Yine aynı kişi, “Bize sadece mektupları gelmiyor, yakınları da geliyor. Binlerce, on binlerce insan var FETÖ üyesi olmadığı halde bu nedenle tutuklandığını söyleyen. Tamamının dosyasını inceleme imkânım olmadı, ama birkaçına göz attığımda gerçekten de tutukluluğunun gereksiz olduğuna kanaat getirdim. Mesela birini çok iyi inceledim. Bir öğretim görevlisi. ByLock kullanıcısı değil. 15 Temmuz darbe girişimine dahil olmamış. Ancak ByLock kullanıcıları ve FETÖ mensubu oldukları kesin bilinen birkaç isimle çok sıkı irtibatı olmuş. Ailesinin haberi bile yok bunlarla irtibatından. Eşi, çocukları perişan haldelermiş. İnsan çok üzülüyor bu tür hikâyeler karşısında, ama elimizden bir şey gelmiyor” yorumunu yaptı.

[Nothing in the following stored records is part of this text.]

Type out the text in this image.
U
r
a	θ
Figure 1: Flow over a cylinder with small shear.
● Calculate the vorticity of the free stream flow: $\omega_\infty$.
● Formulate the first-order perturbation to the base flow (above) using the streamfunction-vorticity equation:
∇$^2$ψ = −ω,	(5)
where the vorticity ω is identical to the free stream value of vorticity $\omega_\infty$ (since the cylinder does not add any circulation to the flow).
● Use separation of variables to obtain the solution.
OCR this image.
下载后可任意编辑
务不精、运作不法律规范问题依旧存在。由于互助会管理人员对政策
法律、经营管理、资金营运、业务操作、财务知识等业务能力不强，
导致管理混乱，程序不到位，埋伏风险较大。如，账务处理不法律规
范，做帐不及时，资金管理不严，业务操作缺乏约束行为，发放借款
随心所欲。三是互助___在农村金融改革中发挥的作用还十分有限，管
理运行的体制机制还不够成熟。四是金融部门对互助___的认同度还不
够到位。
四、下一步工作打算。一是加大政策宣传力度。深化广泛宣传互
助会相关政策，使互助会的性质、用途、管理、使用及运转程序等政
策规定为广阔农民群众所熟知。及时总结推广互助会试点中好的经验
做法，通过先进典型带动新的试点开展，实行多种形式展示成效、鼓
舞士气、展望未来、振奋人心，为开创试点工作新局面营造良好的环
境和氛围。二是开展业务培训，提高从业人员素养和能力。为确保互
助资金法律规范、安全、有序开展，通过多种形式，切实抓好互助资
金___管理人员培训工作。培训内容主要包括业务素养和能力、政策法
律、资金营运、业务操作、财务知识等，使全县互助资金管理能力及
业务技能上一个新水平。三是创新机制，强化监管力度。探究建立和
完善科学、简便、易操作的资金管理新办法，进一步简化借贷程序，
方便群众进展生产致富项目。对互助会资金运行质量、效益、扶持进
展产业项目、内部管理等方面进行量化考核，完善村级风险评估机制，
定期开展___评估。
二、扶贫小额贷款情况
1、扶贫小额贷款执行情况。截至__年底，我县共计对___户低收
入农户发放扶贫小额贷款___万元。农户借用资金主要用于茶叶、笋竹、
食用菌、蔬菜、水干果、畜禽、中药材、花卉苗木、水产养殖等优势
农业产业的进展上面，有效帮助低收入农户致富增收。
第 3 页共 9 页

Neyse... Muhabbetin sonunda aklıma geldikçe zaten çok öfkelendiğim ve o anda öğrendiklerim neticesinde daha da delirdiğim Zekeriya Öz’ün firar etmesi meselesi konuşuldu. “FETÖ’nün en mühim ismi olmasına rağmen nasıl kaçtı?” isyanım karşısında dinlediğim hikâyeyi sizlerle de paylaşmak istiyorum değerli okurlarım. Biliyorsunuz bu vatandaş firar etmeden önce Twitter’da bayağı aktif bir kullanıcıydı. Hakkında görevi suiistimalden soruşturma yürütülmesine rağmen attığı tweet’lerle falan devlete adeta kafa tutuyor, ipe sapa gelmez yorumlar yapıyordu.
EVE POLİS GİDİYOR
Bunlardan birinde de PKK’nın Gezi olaylarına katılmamasının nedenini sorguluyor ve katılmış olsaydı hükümetin o darbe girişimiyle asla başa çıkamayacağını savunuyordu. Neyse... İşte o tweet’leri dolayısıyla hakkında İstanbul Cumhuriyet Başsavcılığı, “Cumhurbaşkanı’na hakaret” ve “terör örgütü propagandası yapmak” suçlarından soruşturma başlatıyor ve gözaltı kararı alınıyor. Tebligat üzerine polisler de Öz’ün evine gidiyor.
O anda evde yok muhterem. Kızı açıyor kapıyı. Ve telefona sarılıp, “Baba kapımıza polis geldi. Seni soruyorlar” diyor. Bunun üzerine, “Ben bir savcıyım. Hukuken benim evime polis gelemez! Hukuk ayaklar altında” mealinde tweet’lerle başlıyor yaygaraya. Ve ne oluyorsa işte ondan sonra oluyor. Soruşturmayı başlatan başsavcılığa, o dönemin HSYK Teftiş Kurulu’ndan bir başmüfettişten telefon geliyor, “Adam hukuken haklı! Hâlâ görevde bir savcı o! Bu suçtan görevdeki bir savcı kanunen gözaltına alınamaz. Zaten hakkında yürütülen soruşturma tamamlanmak üzere. Biz onu o dosyadan alacağız” diyor. Bu konuşmanın sonucunda gözaltı işlemi gerçekleşmiyor.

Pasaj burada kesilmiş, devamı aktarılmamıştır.